O grupo liderado por Francisco Pedro Balsemão fechou o ano com um resultado líquido positivo de 1,2 milhões de euros, recuperando do prejuízo de 5,5 milhões registado no ano anterior. O desempenho representa uma recuperação de 6,7 milhões de euros face a 2024 e marca o melhor resultado da empresa desde 2021.

A SIC foi o principal motor deste crescimento,  já que viu os seus lucros dispararem 74,7% para 8,3 milhões de euros, o que compara com os 4,8 milhões do ano precedente. O EBITDA recorrente da estação de Paço de Arcos subiu 17%, fixando-se nos 17,7 milhões de euros.

A nível global, as receitas do grupo mantiveram-se estáveis nos 181,8 milhões de euros. Mas o foco na eficiência permitiu uma redução de 0,5% nos custos operacionais, elevando o EBITDA recorrente total para 19,3 milhões de euros.

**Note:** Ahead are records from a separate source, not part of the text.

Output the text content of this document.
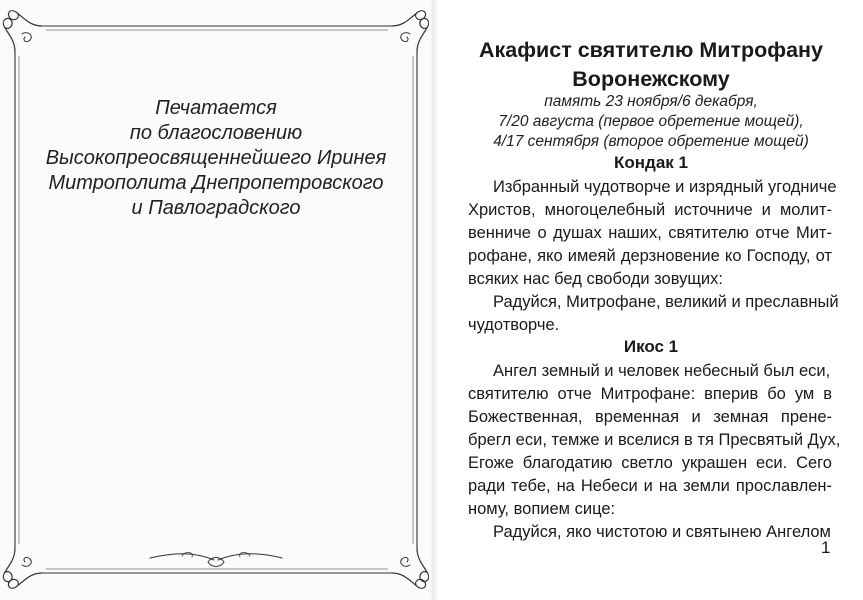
Печатается
по благословению
Высокопреосвященнейшего Иринея
Митрополита Днепропетровского
и Павлоградского
Акафист святителю Митрофану
Воронежскому
память 23 ноября/6 декабря,
7/20 августа (первое обретение мощей),
4/17 сентября (второе обретение мощей)
Кондак 1
Избранный чудотворче и изрядный угодниче
Христов, многоцелебный источниче и молит-
венниче о душах наших, святителю отче Мит-
рофане, яко имеяй дерзновение ко Господу, от
всяких нас бед свободи зовущих:
Радуйся, Митрофане, великий и преславный
чудотворче.
Икос 1
Ангел земный и человек небесный был еси,
святителю отче Митрофане: вперив бо ум в
Божественная, временная и земная прене-
брегл еси, темже и вселися в тя Пресвятый Дух,
Егоже благодатию светло украшен еси. Сего
ради тебе, на Небеси и на земли прославлен-
ному, вопием сице:
Радуйся, яко чистотою и святынею Ангелом
1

Em detalhe, os custos operacionais totalizaram 163,1 milhões, mas, numa base recorrente — excluindo gastos com reestruturações e indemnizações —, fixaram-se nos 161,4 milhões. Esta descida de 0,8% consolida o terceiro ano consecutivo de redução de custos, refletindo a eficácia das medidas do Plano Estratégico 2025-2028.

Ao nível da rentabilidade, o EBITDA consolidado atingiu os 18,8 milhões, com o EBITDA recorrente a crescer 23,8% para os 19,3 milhões. A favorecer este desempenho esteve também uma melhoria de 10,2% nos resultados financeiros, fruto da descida das taxas de juro e da redução da dívida líquida média do Grupo.

Para o CEO do grupo, Francisco Pedro Balsemão, estes números confirmam o início de um novo ciclo estratégico. “Se expurgarmos efeitos não recorrentes, as receitas cresceram 2,4 milhões de euros”, sublinha o gestor, destacando que o corte de custos é já fruto do projeto “Impresa 2028”, focado na otimização de despesas e sinergias internas.

No plano financeiro, o grupo conseguiu ainda retomar a trajetória de desalavancagem, reduzindo a dívida remunerada líquida em 4 milhões de euros, para um total de 126,9 milhões. A dívida remunerada líquida reduziu 3,1% face ao período homólogo.

No comunicado Francisco Pedro Balsemão deixou uma nota sobre o futuro próximo: os ativos e valores do grupo “serão em breve reforçados com a entrada de um novo parceiro de excelência”. Em novembro de 2025, a Impresa comunicou ao mercado a celebração de um Acordo
de Investimento com a MFE – MediaForEurope N.V. e a Impreger, que prevê a subscrição, pela MFE, de um aumento de capital até 17,3 milhões de euros sujeito a condições precedentes, incluindo uma aprovação por parte da CMVM.